Hmm, folder /usr/lib/opengl/ati doesn't exist. Where should it point?

Oh, graphic card is radeon x600 mobility.

----------

## Sadako

 *Snake wrote:*   

>  *Hopeless wrote:*   Did you use eselect to switch to the libgl provided by mesa?
> 
>  
> 
> What do you mean, opengl or is there anything else to switch? Opengl is set to xorg-x11.
> ...

 It should be pointing to /usr//lib/opengl/xorg-x11/extensions/libglx.so

Make sure you have VIDEO_CARDS="radeon" in make.conf and then re-compile mesa.

----------

## Snake

In make.conf I have VIDEO_CARDS="vga radeon".

I've just recompiled mesa and everything is the same.

Folder /usr//lib/opengl/xorg-x11/extensions/ is empty  :Confused:  .

----------

## Sadako

Could you post the output of `emerge -pv mesa xorg-server`?

Also, /usr/lib/opengl/xorg-x11/extensions/libglx.so belongs to x11-base/xorg-server, so perhaps try re-emerging that.

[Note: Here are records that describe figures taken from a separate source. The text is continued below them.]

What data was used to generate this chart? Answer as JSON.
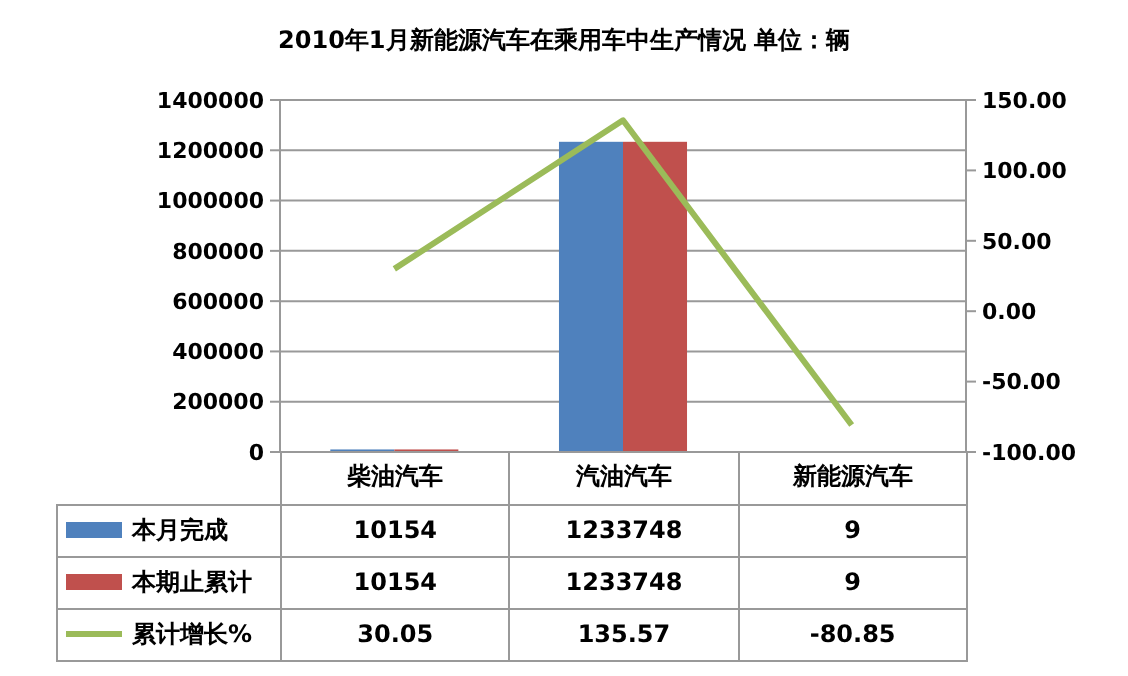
{
  "chart_data": {
    "type": "bar",
    "title": "2010年1月新能源汽车在乘用车中生产情况  单位：辆",
    "categories": [
      "柴油汽车",
      "汽油汽车",
      "新能源汽车"
    ],
    "series": [
      {
        "name": "本月完成",
        "color": "#4f81bd",
        "values": [
          10154,
          1233748,
          9
        ]
      },
      {
        "name": "本期止累计",
        "color": "#c0504d",
        "values": [
          10154,
          1233748,
          9
        ]
      },
      {
        "name": "累计增长%",
        "type": "line",
        "axis": "y2",
        "color": "#9bbb59",
        "values": [
          30.05,
          135.57,
          -80.85
        ]
      }
    ],
    "ylim": [
      0,
      1400000
    ],
    "yticks": [
      0,
      200000,
      400000,
      600000,
      800000,
      1000000,
      1200000,
      1400000
    ],
    "y2lim": [
      -100,
      150
    ],
    "y2ticks": [
      {
        "value": -100,
        "label": "-100.00"
      },
      {
        "value": -50,
        "label": "-50.00"
      },
      {
        "value": 0,
        "label": "0.00"
      },
      {
        "value": 50,
        "label": "50.00"
      },
      {
        "value": 100,
        "label": "100.00"
      },
      {
        "value": 150,
        "label": "150.00"
      }
    ],
    "grid": "y",
    "legend": "bottom",
    "data_labels": true
  }
}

It's possible you needed to re-install mesa first, then xorg-server...

----------

## DaggyStyle

if the file doesn't exists, shouldn't it be in flashing red? did you ran revdep-rebuild?

----------

## Snake

Yes it is flashing red. I've wrote that, but then deleted before posting  :Embarassed:  .

Revdep-rebuild didn't do anything, now I am recompiling xorg.

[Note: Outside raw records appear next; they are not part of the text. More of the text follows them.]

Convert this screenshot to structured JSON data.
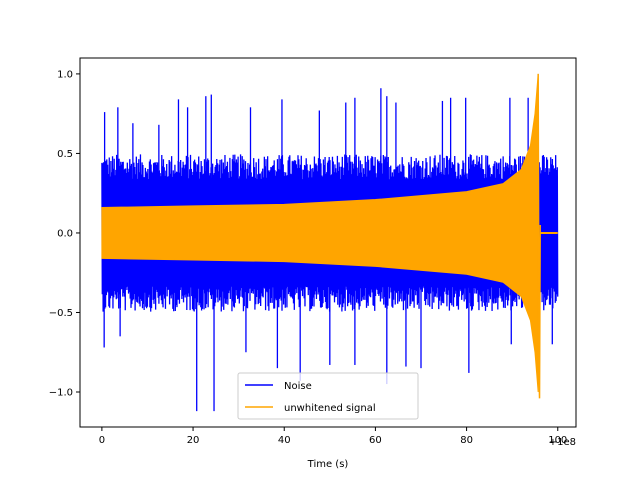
{
  "chart_data": {
    "type": "line",
    "title": "",
    "xlabel": "Time (s)",
    "ylabel": "",
    "x_offset_label": "+1e8",
    "xlim": [
      -4.8,
      104.0
    ],
    "ylim": [
      -1.22,
      1.1
    ],
    "x_ticks": [
      0,
      20,
      40,
      60,
      80,
      100
    ],
    "x_tick_labels": [
      "0",
      "20",
      "40",
      "60",
      "80",
      "100"
    ],
    "y_ticks": [
      -1.0,
      -0.5,
      0.0,
      0.5,
      1.0
    ],
    "y_tick_labels": [
      "−1.0",
      "−0.5",
      "0.0",
      "0.5",
      "1.0"
    ],
    "grid": false,
    "legend_position": "lower center",
    "series": [
      {
        "name": "Noise",
        "color": "#0000ff",
        "x_range": [
          0,
          100
        ],
        "baseline_band": [
          -0.45,
          0.45
        ],
        "peak_values": [
          {
            "x": 0.6,
            "y": 0.76
          },
          {
            "x": 3.5,
            "y": 0.79
          },
          {
            "x": 6.8,
            "y": 0.69
          },
          {
            "x": 12.5,
            "y": 0.68
          },
          {
            "x": 16.8,
            "y": 0.84
          },
          {
            "x": 18.8,
            "y": 0.79
          },
          {
            "x": 22.8,
            "y": 0.86
          },
          {
            "x": 24.0,
            "y": 0.87
          },
          {
            "x": 32.6,
            "y": 0.79
          },
          {
            "x": 39.5,
            "y": 0.84
          },
          {
            "x": 47.7,
            "y": 0.77
          },
          {
            "x": 53.5,
            "y": 0.82
          },
          {
            "x": 55.5,
            "y": 0.85
          },
          {
            "x": 61.2,
            "y": 0.91
          },
          {
            "x": 62.5,
            "y": 0.86
          },
          {
            "x": 64.5,
            "y": 0.82
          },
          {
            "x": 74.7,
            "y": 0.83
          },
          {
            "x": 76.5,
            "y": 0.85
          },
          {
            "x": 79.8,
            "y": 0.85
          },
          {
            "x": 89.5,
            "y": 0.85
          },
          {
            "x": 93.5,
            "y": 0.85
          }
        ],
        "trough_values": [
          {
            "x": 0.5,
            "y": -0.72
          },
          {
            "x": 4.0,
            "y": -0.65
          },
          {
            "x": 20.8,
            "y": -1.12
          },
          {
            "x": 24.6,
            "y": -1.12
          },
          {
            "x": 31.6,
            "y": -0.75
          },
          {
            "x": 38.5,
            "y": -0.85
          },
          {
            "x": 43.5,
            "y": -0.93
          },
          {
            "x": 50.0,
            "y": -0.83
          },
          {
            "x": 55.5,
            "y": -0.83
          },
          {
            "x": 62.5,
            "y": -0.95
          },
          {
            "x": 66.7,
            "y": -0.84
          },
          {
            "x": 70.0,
            "y": -0.85
          },
          {
            "x": 80.5,
            "y": -0.88
          },
          {
            "x": 89.8,
            "y": -0.7
          },
          {
            "x": 98.8,
            "y": -0.7
          }
        ]
      },
      {
        "name": "unwhitened signal",
        "color": "#ffa500",
        "x_range": [
          0,
          96
        ],
        "envelope": [
          {
            "x": 0,
            "y": 0.16
          },
          {
            "x": 20,
            "y": 0.17
          },
          {
            "x": 40,
            "y": 0.18
          },
          {
            "x": 60,
            "y": 0.21
          },
          {
            "x": 80,
            "y": 0.26
          },
          {
            "x": 88,
            "y": 0.31
          },
          {
            "x": 92,
            "y": 0.4
          },
          {
            "x": 94,
            "y": 0.55
          },
          {
            "x": 95,
            "y": 0.75
          },
          {
            "x": 95.7,
            "y": 1.0
          },
          {
            "x": 96.0,
            "y": -1.04
          }
        ],
        "ringdown": {
          "x_range": [
            96.2,
            100
          ],
          "amplitude": 0.01
        }
      }
    ]
  }
}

Edit: at the end of compiling I got error, that libglx.so is already existing:

Switching to xorg-x11 OpenGL interface...ln: creating symbolic link `./libglx.so': File exists

!!! Error: Failed to create /lib/libglx.so

exiting

So I moved it and recompiled xorg. Now I get

 !!! Error: Unrecognized option: (none)

exiting

----------

## Snake

Ok solved. I tried creating link by myself, but X didn't even boot, so I removed it and it didn't help, I was keep on returned to login screen. So I checked eselect opengl and it wasn't set, I couldn't set it because libglx.so link was already existing, so I had to remove it and set opengl to xorg and now it is working  :Very Happy:  . Kde4 desktop effects, which are my test if everything is ok are working. 

Thanks for all the help.

----------

## pigeon768

Run 'eselect opengl set xorg-x11', even if it already says it's set to xorg-x11. Among other things it will set the correct symlinks you need.

----------

## Snake

I did that, I was talking about eselect in previous post, when I wrote that it didn't work. I had to remove libglx.so link and run it again and then it worked.

----------